Co-founding a startup: The good, the bad, the ugly

What are the secrets to success and pitfalls to avoid when putting together a startup’s founding team? One of the most candid and insightful talks at the recent Seattle 2.0 Startup Day addressed that topic with an unvarnished look at the early days of the Seattle startup known today as Simply Measured.

Adam Schoenfeld and Aviel Ginsburg at Seattle 2.0 Startup Day.

Aviel Ginzburg and Adam Schoenfeld, the company’s co-founders along with Damon Cortesi, shared inside stories, lessons learned and even some regrettable email exchanges in the process of delivering tips and advice to the Startup Day audience.

For anyone who missed the event, or wants to relive the highlights, we’re rolling out video and related content from talks by Startup Day speakers. Watch the full video of their talk above, and continue reading for a few of our favorite takeaways. You can also access the audio here as an MP3, for listening on your favorite device. A big thanks to the team at Bootstrapper Studios for their help on all of this content

Adam: “A lot of times you see people come up with this idea, and they have the business plan or the product idea, and then they go and put the team together. We were really the opposite. Team was our platform, then we figured out the market, and then we figured out the product. So for us, getting co-founding figured out was really important. And getting that right balance in the team was really the foundation for us figuring out the other pieces of the equation.”

Aviel: “Starting with the team and saying, OK, what are our strengths, what are our weaknesses, and building out of that gives you a lot more leverage.”

Adam: “If you’re going to start a company, pick co-founders that fill those holes (in your own skill set). Don’t go try to hire a team that you’re going to manage, and think they’re going to code what you draw. When you really recognize your holes and your strengths, and then you’re able to find a partner or partners, it can be a really powerful dynamic, and then you can have a lot of trust in your teammates to really deliver, and you can go out and do what you’re good at.”

Aviel: “We got drunk and talked with our guards down a lot. I can’t stress how important the dating process is as you’re moving towards a marriage. And really getting drunk. You need to be direct. … Also arguing goes along with drinking.”

Adam: Like a marriage, you have to keep it fresh, you have to mix it up a little bit. We’re constantly re-evaluating, constantly gut-checking. Once you have your co-founders, that’s really important, to make sure you’re all on the same page, and make sure you’re choosing the path together.”
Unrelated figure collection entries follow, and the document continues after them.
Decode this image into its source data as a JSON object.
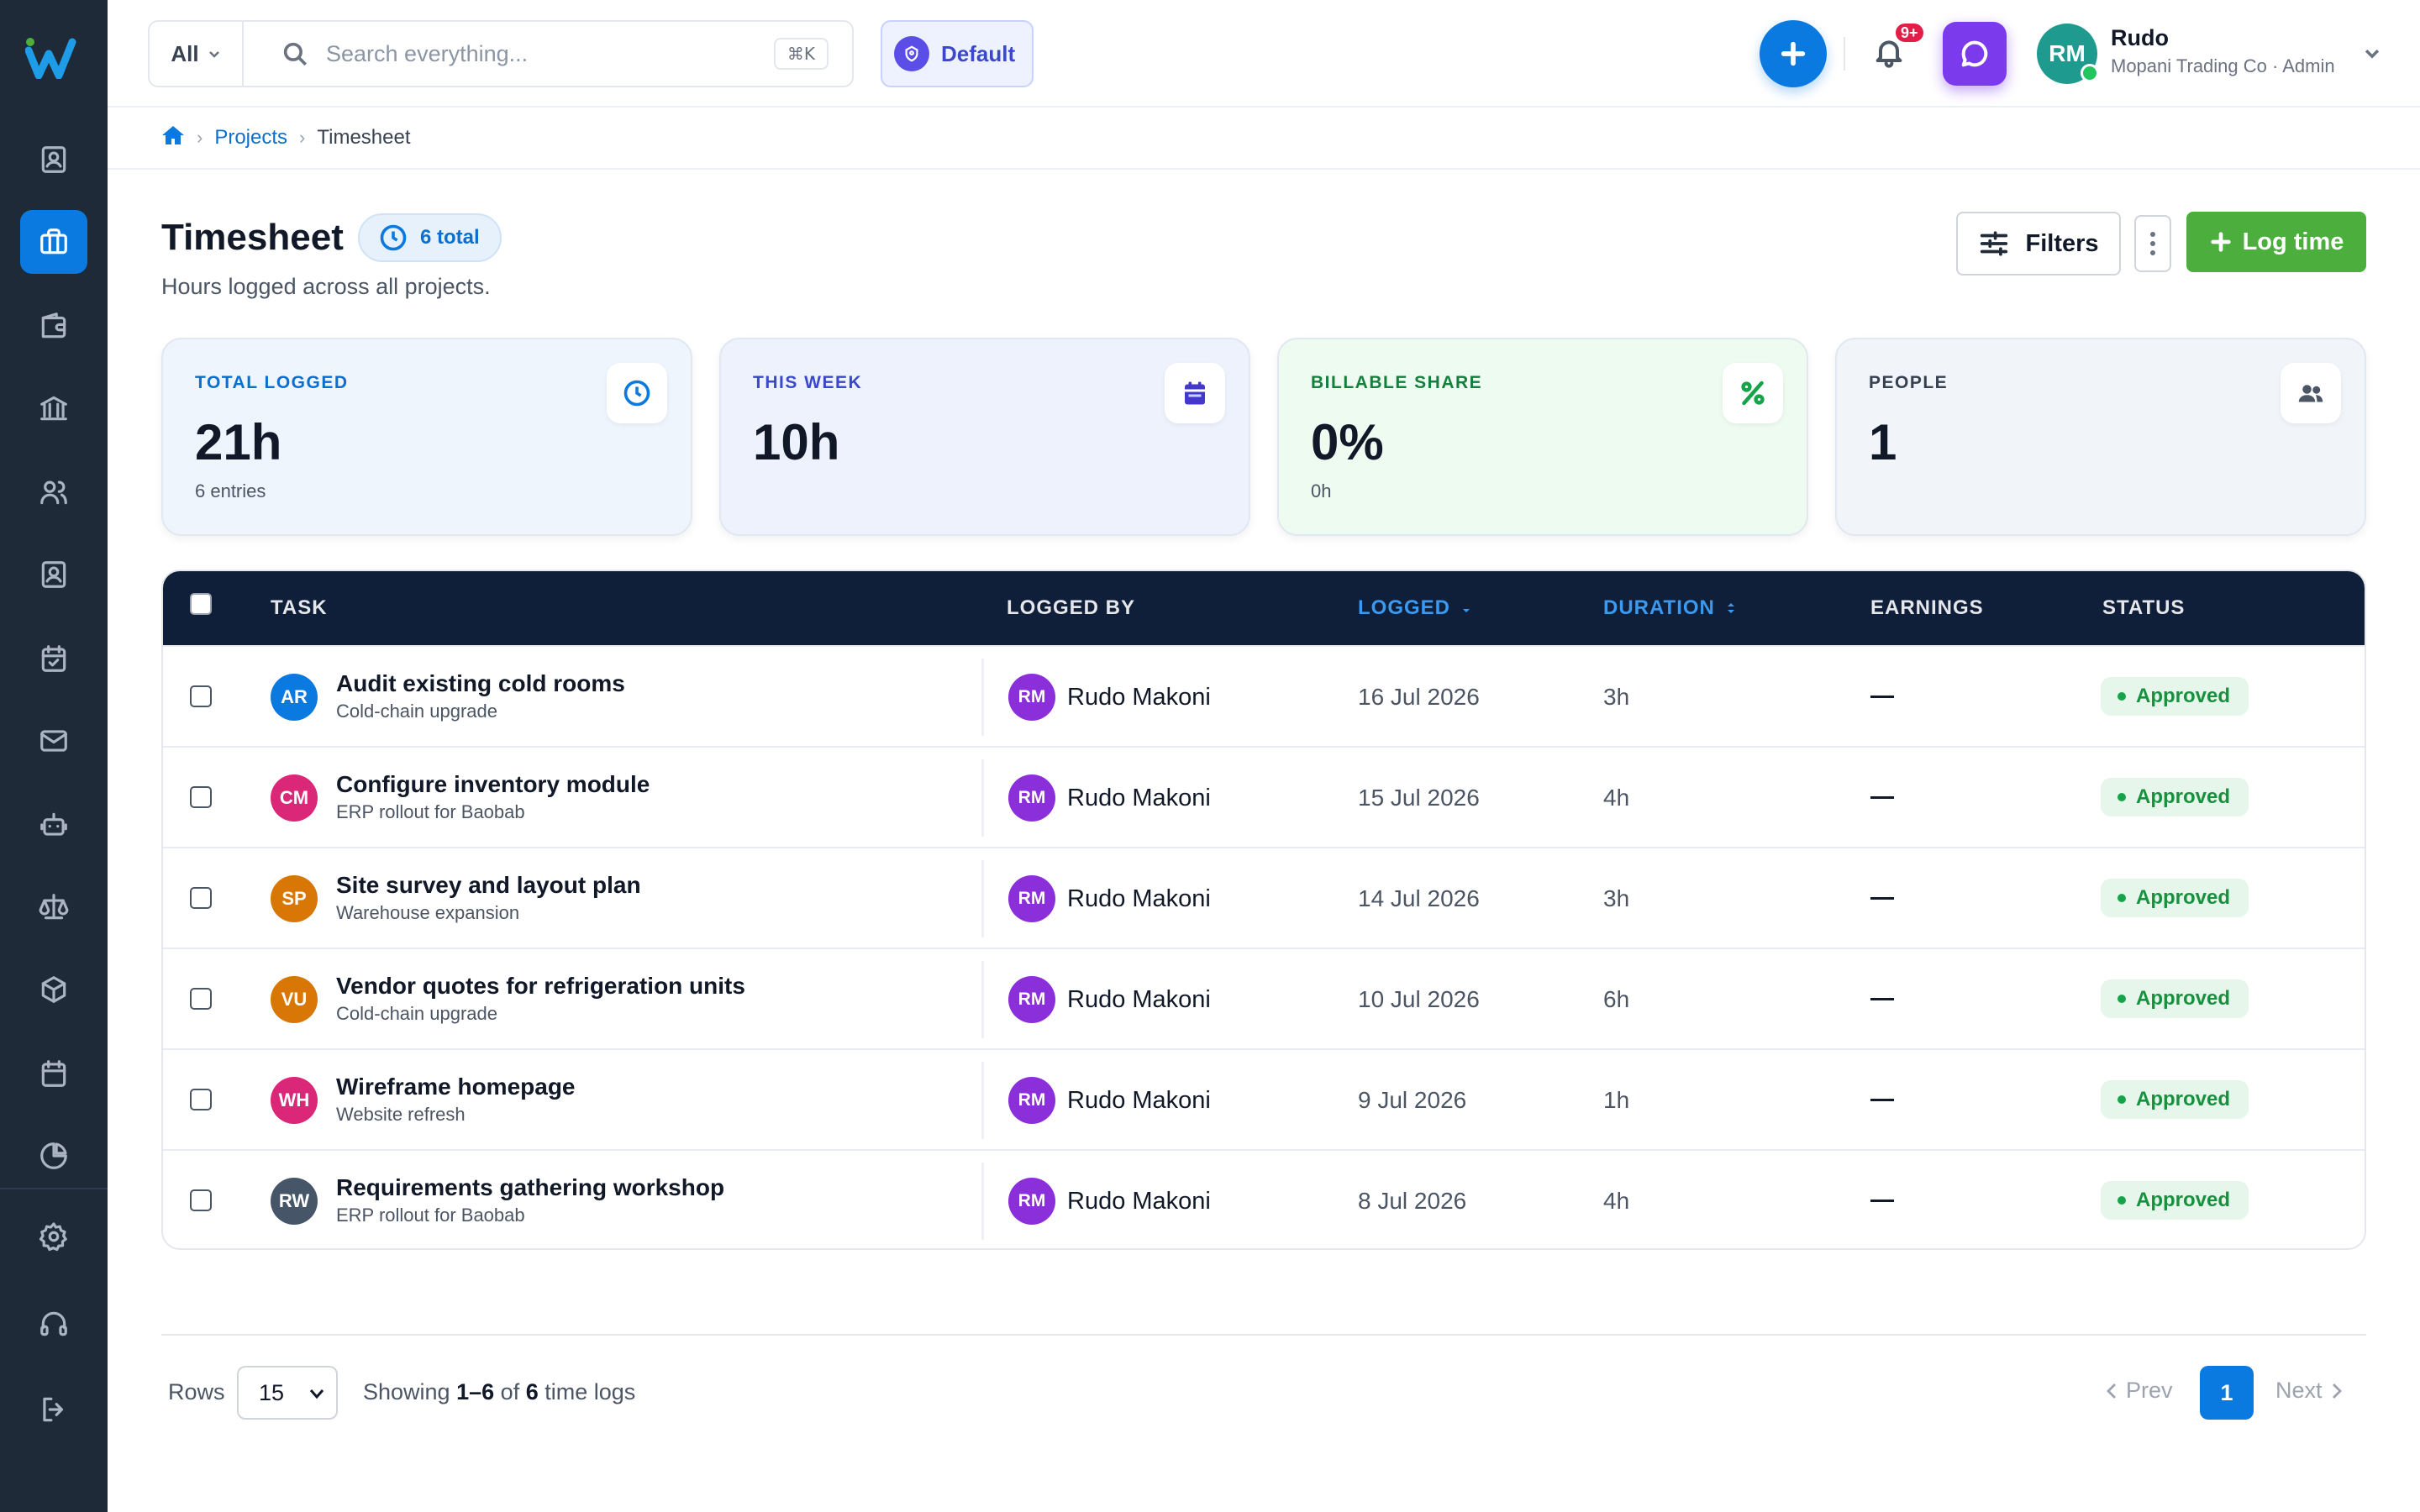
{
  "topbar": {
    "scope_label": "All",
    "search_placeholder": "Search everything...",
    "shortcut": "⌘K",
    "workspace": "Default",
    "notification_badge": "9+",
    "user_initials": "RM",
    "user_name": "Rudo",
    "user_org": "Mopani Trading Co · Admin"
  },
  "breadcrumb": {
    "projects": "Projects",
    "current": "Timesheet"
  },
  "page": {
    "title": "Timesheet",
    "total_badge": "6 total",
    "subtitle": "Hours logged across all projects.",
    "filters_label": "Filters",
    "log_time_label": "Log time"
  },
  "stats": [
    {
      "label": "TOTAL LOGGED",
      "value": "21h",
      "sub": "6 entries",
      "bg": "#eef5fd",
      "label_color": "#0b6fcf",
      "icon": "clock-icon"
    },
    {
      "label": "THIS WEEK",
      "value": "10h",
      "sub": "",
      "bg": "#eef2fc",
      "label_color": "#3b49c9",
      "icon": "calendar-icon"
    },
    {
      "label": "BILLABLE SHARE",
      "value": "0%",
      "sub": "0h",
      "bg": "#eefbf1",
      "label_color": "#15803d",
      "icon": "percent-icon"
    },
    {
      "label": "PEOPLE",
      "value": "1",
      "sub": "",
      "bg": "#f1f4f8",
      "label_color": "#374151",
      "icon": "users-icon"
    }
  ],
  "table": {
    "headers": {
      "task": "TASK",
      "logged_by": "LOGGED BY",
      "logged": "LOGGED",
      "duration": "DURATION",
      "earnings": "EARNINGS",
      "status": "STATUS"
    },
    "rows": [
      {
        "initials": "AR",
        "color": "#0b7ae0",
        "task": "Audit existing cold rooms",
        "project": "Cold-chain upgrade",
        "by_initials": "RM",
        "by": "Rudo Makoni",
        "logged": "16 Jul 2026",
        "duration": "3h",
        "earnings": "—",
        "status": "Approved"
      },
      {
        "initials": "CM",
        "color": "#db2777",
        "task": "Configure inventory module",
        "project": "ERP rollout for Baobab",
        "by_initials": "RM",
        "by": "Rudo Makoni",
        "logged": "15 Jul 2026",
        "duration": "4h",
        "earnings": "—",
        "status": "Approved"
      },
      {
        "initials": "SP",
        "color": "#d97706",
        "task": "Site survey and layout plan",
        "project": "Warehouse expansion",
        "by_initials": "RM",
        "by": "Rudo Makoni",
        "logged": "14 Jul 2026",
        "duration": "3h",
        "earnings": "—",
        "status": "Approved"
      },
      {
        "initials": "VU",
        "color": "#d97706",
        "task": "Vendor quotes for refrigeration units",
        "project": "Cold-chain upgrade",
        "by_initials": "RM",
        "by": "Rudo Makoni",
        "logged": "10 Jul 2026",
        "duration": "6h",
        "earnings": "—",
        "status": "Approved"
      },
      {
        "initials": "WH",
        "color": "#db2777",
        "task": "Wireframe homepage",
        "project": "Website refresh",
        "by_initials": "RM",
        "by": "Rudo Makoni",
        "logged": "9 Jul 2026",
        "duration": "1h",
        "earnings": "—",
        "status": "Approved"
      },
      {
        "initials": "RW",
        "color": "#475569",
        "task": "Requirements gathering workshop",
        "project": "ERP rollout for Baobab",
        "by_initials": "RM",
        "by": "Rudo Makoni",
        "logged": "8 Jul 2026",
        "duration": "4h",
        "earnings": "—",
        "status": "Approved"
      }
    ]
  },
  "pagination": {
    "rows_label": "Rows",
    "rows_value": "15",
    "showing_prefix": "Showing",
    "showing_range": "1–6",
    "showing_of": "of",
    "showing_total": "6",
    "showing_suffix": "time logs",
    "prev": "Prev",
    "page": "1",
    "next": "Next"
  },
  "colors": {
    "accent": "#0b7ae0",
    "sidebar": "#1e2a38",
    "table_header": "#0f1f3a",
    "success": "#4cae3d"
  }
}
Aviel: Things will change over time. We’ve had moments between the three of us where there is something going on in our personal life, and we’re not as involved in the company as we used to be, or there is some sort of financial situation that you’re in that may make certain routes that the company take better. We’ve been in those moments before. That’s constantly going to be changing and you have to recognize that, just as you may be frustrated over your co-founder, not feeling that they’re totally in at that specific moment, you may be in that exact same situation several months later.”